On peut lire l'article original à cette adresse : http://www.lrb.co.uk/v31/n06/mear01_.html Et sa traduction française à cette adresse : http://www.silviacattori.net/article770.html
Il y a effectivement des contradictions au sein du
camp impérilaiste américain. Ces contradictions portent sur le rôle que devrait
jouer leur satellite (Israël) 51 em état de l'Union et plus grande base
militaire à l'étranger.
Il y a ceux comme l'AIPAC et
autres supporteurs aveugles qui disent «Continuons comme avant
et maintenons le cap tactique et stratégique». Il
n'y a aucune raison de changer la vocation stratégique de notre
base militaire israélienne pensent-ils contre toute évidence.
Il y a ceux qui pensent que l'ancienne vocation de gendarme et de réalisateur de basses oeuvres d'attaques et d'agressions ne tient plus et qu'il faut changer la vocation de cet état paria pour le réaligner vers des objectifs plus réalistes. Pourquoi ?
1) L'armée
israélienne ne parvient plus à faire son travail de
gendarme dans cedtte région du monde. Elle n'a pas
été capable d'écraser définitivement le
Hamas et d'établir le Fatah à Gaza malgré
l'aide des collaborateurs du Fatah pour identifier les cibles.
2) Elle n'a pas
été capable en juillet 2006 d'écraser le Hezbollah
au Sud Liban. Pire, dans ce cas l'armée israélienne
a dû battre en retraite devant un groupe de résistance
faiblement armé en comparaison de la puissance de feu
israélienne. L'armée israélienne a dûe
se contenter de massacrer des civils comme à Gaza et de
répandre des bombes à sous munition et des déchets
radioactifs, sans oublier les bombes aux phosphores. Bref,
de se comporter comme une bande de larrons criminels de guerre.
3) Les américains n'ont
pas confiance que l'aviation israélienne serait capable
d'écraser l'Iran et de détruire ses centres de
productions d'énergies nucléaires civils sans
déclancher en réaction un tsunami politique et militaire
dans toute cette région du globe.
4) Les américains en personne ont échoué en Irak
et les israéliens ne peuvent rien pour renverser cette situation où l'armée US va se
retirer dans la honte n'ayant rien accomplit que de se discréditer et
de s'endetter lourdement alors que la super puissance vogue vers la faillite économique.
5) Même constat en
Afghanistan ou avant de se retirer dans le déshonneur les
américains et leurs alliés de l'OTAN tentent un sursaut
d'honneur espérant «retarder» l'offensive Talibane.
Qu'est-ce qu'Israël peut faire pour changer le cours de cette
guerre perdue d'avance en Afghanistan? Rien.

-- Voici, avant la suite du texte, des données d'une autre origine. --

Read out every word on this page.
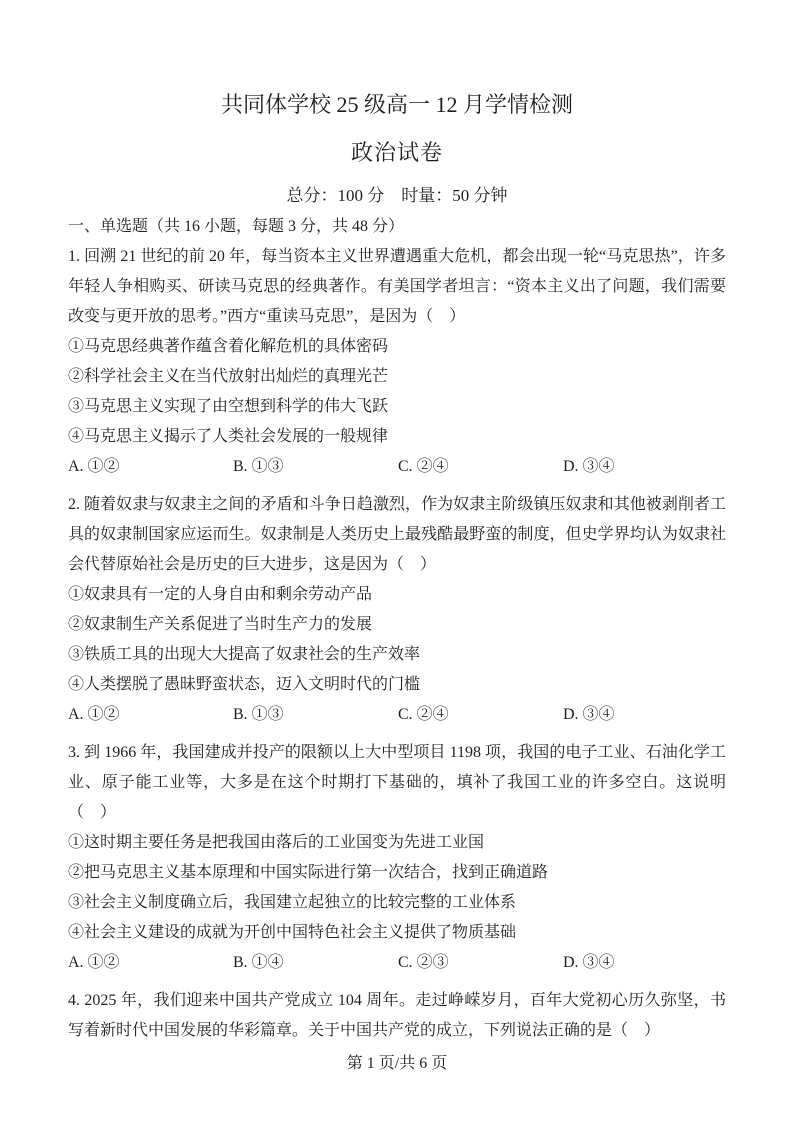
共同体学校 25 级高一 12 月学情检测
政治试卷
总分：100 分　时量：50 分钟
一、单选题（共 16 小题，每题 3 分，共 48 分）

1. 回溯 21 世纪的前 20 年，每当资本主义世界遭遇重大危机，都会出现一轮“马克思热”，许多年轻人争相购买、研读马克思的经典著作。有美国学者坦言：“资本主义出了问题，我们需要改变与更开放的思考。”西方“重读马克思”，是因为（　）

①马克思经典著作蕴含着化解危机的具体密码

②科学社会主义在当代放射出灿烂的真理光芒

③马克思主义实现了由空想到科学的伟大飞跃

④马克思主义揭示了人类社会发展的一般规律

A. ①②	B. ①③	C. ②④	D. ③④

2. 随着奴隶与奴隶主之间的矛盾和斗争日趋激烈，作为奴隶主阶级镇压奴隶和其他被剥削者工具的奴隶制国家应运而生。奴隶制是人类历史上最残酷最野蛮的制度，但史学界均认为奴隶社会代替原始社会是历史的巨大进步，这是因为（　）

①奴隶具有一定的人身自由和剩余劳动产品

②奴隶制生产关系促进了当时生产力的发展

③铁质工具的出现大大提高了奴隶社会的生产效率

④人类摆脱了愚昧野蛮状态，迈入文明时代的门槛

A. ①②	B. ①③	C. ②④	D. ③④

3. 到 1966 年，我国建成并投产的限额以上大中型项目 1198 项，我国的电子工业、石油化学工业、原子能工业等，大多是在这个时期打下基础的，填补了我国工业的许多空白。这说明（　）

①这时期主要任务是把我国由落后的工业国变为先进工业国

②把马克思主义基本原理和中国实际进行第一次结合，找到正确道路

③社会主义制度确立后，我国建立起独立的比较完整的工业体系

④社会主义建设的成就为开创中国特色社会主义提供了物质基础

A. ①②	B. ①④	C. ②③	D. ③④

4. 2025 年，我们迎来中国共产党成立 104 周年。走过峥嵘岁月，百年大党初心历久弥坚，书写着新时代中国发展的华彩篇章。关于中国共产党的成立，下列说法正确的是（　）

第 1 页/共 6 页
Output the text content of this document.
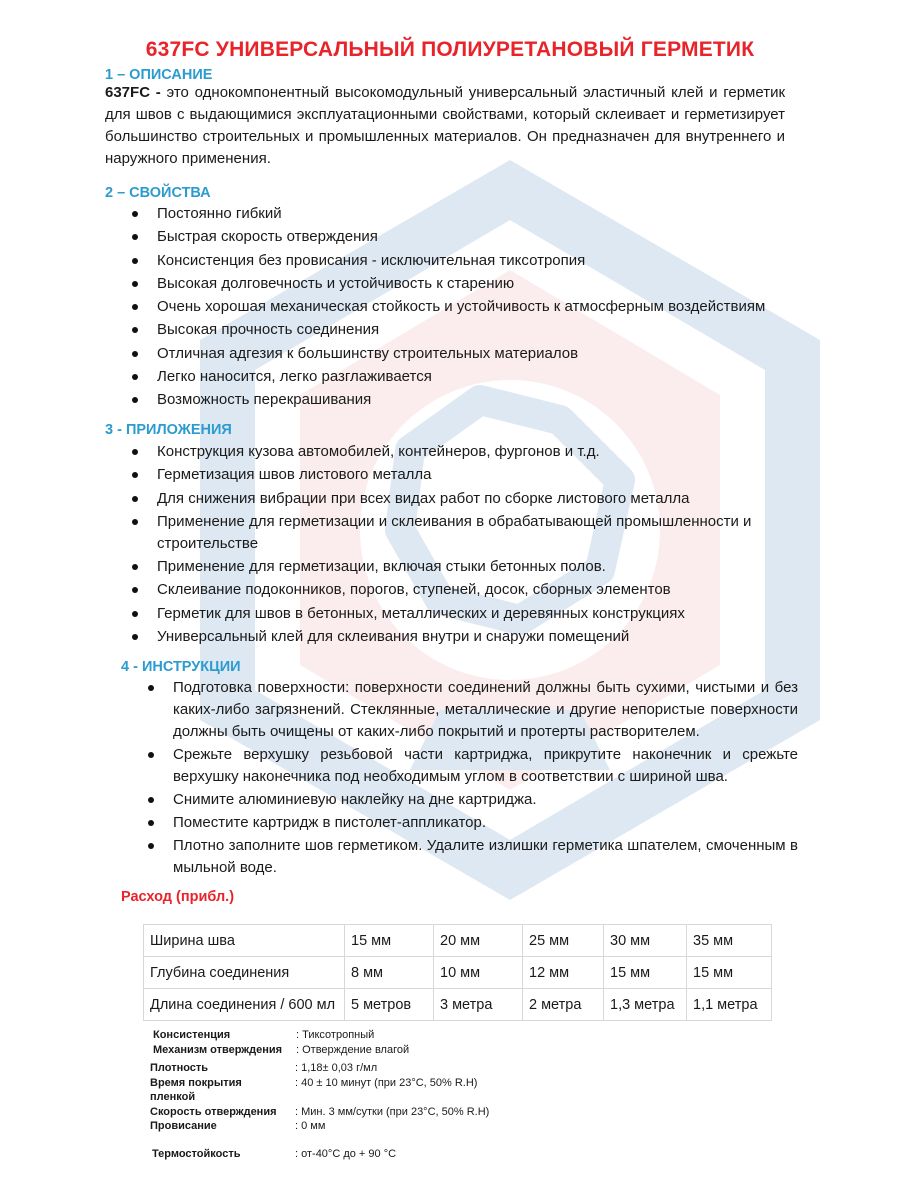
637FC УНИВЕРСАЛЬНЫЙ ПОЛИУРЕТАНОВЫЙ ГЕРМЕТИК
1 – ОПИСАНИЕ

637FC - это однокомпонентный высокомодульный универсальный эластичный клей и герметик для швов с выдающимися эксплуатационными свойствами, который склеивает и герметизирует большинство строительных и промышленных материалов. Он предназначен для внутреннего и наружного применения.

2 – СВОЙСТВА
Постоянно гибкий
Быстрая скорость отверждения
Консистенция без провисания - исключительная тиксотропия
Высокая долговечность и устойчивость к старению
Очень хорошая механическая стойкость и устойчивость к атмосферным воздействиям
Высокая прочность соединения
Отличная адгезия к большинству строительных материалов
Легко наносится, легко разглаживается
Возможность перекрашивания
3 - ПРИЛОЖЕНИЯ
Конструкция кузова автомобилей, контейнеров, фургонов и т.д.
Герметизация швов листового металла
Для снижения вибрации при всех видах работ по сборке листового металла
Применение для герметизации и склеивания в обрабатывающей промышленности и строительстве
Применение для герметизации, включая стыки бетонных полов.
Склеивание подоконников, порогов, ступеней, досок, сборных элементов
Герметик для швов в бетонных, металлических и деревянных конструкциях
Универсальный клей для склеивания внутри и снаружи помещений
4 - ИНСТРУКЦИИ
Подготовка поверхности: поверхности соединений должны быть сухими, чистыми и без каких-либо загрязнений. Стеклянные, металлические и другие непористые поверхности должны быть очищены от каких-либо покрытий и протерты растворителем.
Срежьте верхушку резьбовой части картриджа, прикрутите наконечник и срежьте верхушку наконечника под необходимым углом в соответствии с шириной шва.
Снимите алюминиевую наклейку на дне картриджа.
Поместите картридж в пистолет-аппликатор.
Плотно заполните шов герметиком. Удалите излишки герметика шпателем, смоченным в мыльной воде.
Расход (прибл.)
Ширина шва	15 мм	20 мм	25 мм	30 мм	35 мм
Глубина соединения	8 мм	10 мм	12 мм	15 мм	15 мм
Длина соединения / 600 мл	5 метров	3 метра	2 метра	1,3 метра	1,1 метра
Консистенция	: Тиксотропный
Механизм отверждения : Отверждение влагой
Плотность	: 1,18± 0,03 г/мл
Время покрытия	: 40 ± 10 минут (при 23°C, 50% R.H)
пленкой
Скорость отверждения : Мин. 3 мм/сутки (при 23°C, 50% R.H)
Провисание	: 0 мм
Термостойкость	: от-40°C до + 90 °C
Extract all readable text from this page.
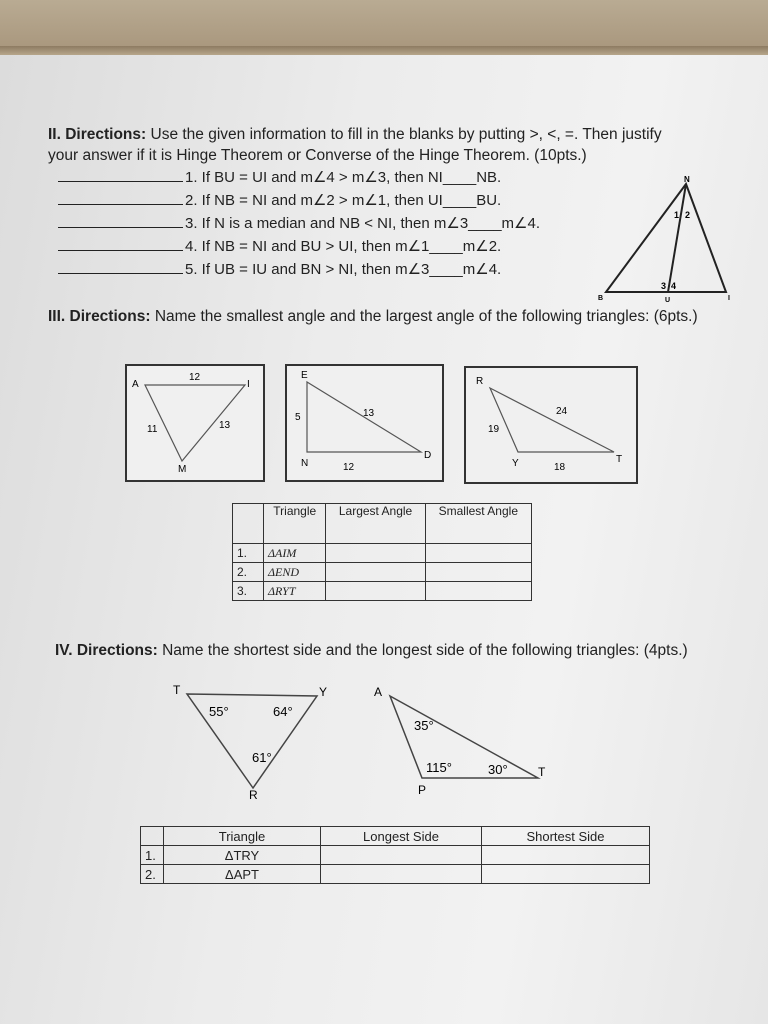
II. Directions: Use the given information to fill in the blanks by putting >, <, =. Then justify your answer if it is Hinge Theorem or Converse of the Hinge Theorem. (10pts.)
1. If BU = UI and m∠4 > m∠3, then NI____NB.
2. If NB = NI and m∠2 > m∠1, then UI____BU.
3. If N is a median and NB < NI, then m∠3____m∠4.
4. If NB = NI and BU > UI, then m∠1____m∠2.
5. If UB = IU and BN > NI, then m∠3____m∠4.
N
B	U	I
1 2
3 4
III. Directions: Name the smallest angle and the largest angle of the following triangles: (6pts.)
A	I
M
12
11	13
E
N
D
5	13
12
R
Y	T
24
19
18
	Triangle	Largest Angle	Smallest Angle
1.	ΔAIM		
2.	ΔEND		
3.	ΔRYT		
IV. Directions: Name the shortest side and the longest side of the following triangles: (4pts.)
T	Y
R
55°	64°
61°
A
P
T
35°
115°	30°
	Triangle	Longest Side	Shortest Side
1.	ΔTRY		
2.	ΔAPT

Bref, un 51 em état coûteux, une immense base militaire
coûteuse, ayant des objectifs stratégiques qui pouvaient avoir une certaine
crédibilité il y a vingt ans mais qui ne soutiennent absolument pas l'analyse
aujourd'hui. Et cette mission stratégique, telle que comprise en Israël et que
les israéliens les plus réactionnaires tentent toujours de maintenir au risque
de tout faire sauter dans cette région du monde (exmple de l'agression de GAZA
et exemple de leur projet d'attaque contre l'Iran) devient dangereuse pour les
USA qui risquent d'être entrainer contre leur gré par leur allié
histérique d'extrême droite, par leur base militaire insoumise, dans une aventure
militaire incontrôlable.
Les gouvernements alliés arabes sont mis à mal et risques de ne plus contenir leurs peuples révoltés. Il est temps que ça change croient Carter et une fraction de plus en plus importante des décideurs américains. Voilà pourquoi une fraction de plus en plus
importante de l'intelligentsia et des politiciens américains commencent
à sonner l'alarme. La situation évolue rapidement et le moment approche ou
Obama et son état major trouveront le courage d'imposer un nouveau rôle
stratégique à Israël plus conforme à ses moyens tactiques et militaires et toujours en
soutien à la politique impérialiste américaine dans cette région du
monde. L'incident Freeman n'est qu'un épisode relativement mineur dans ce réorientation stratégique.
Il n'y a là rien de rassurant et
rien de particulièrement salvateur pour les peuples arabes et
pour le peuple Palestinien qui se retrouvera sous peu devant la
perspective d'avoir à choisir entre « vivre dans une
paix relative, dans quatre ou cinq bantoustans emmurés
sous l'administration d'un gouvernement palestinien fantoche » ou
de poursuivre sa résistance sous le feu israélien,
la colonisation, l'occupation,
l'apartheid, le blocus, le MUR et les cheks points...Bref, poursuivre
la résistance amorcée il y a 61 ans ou capituler.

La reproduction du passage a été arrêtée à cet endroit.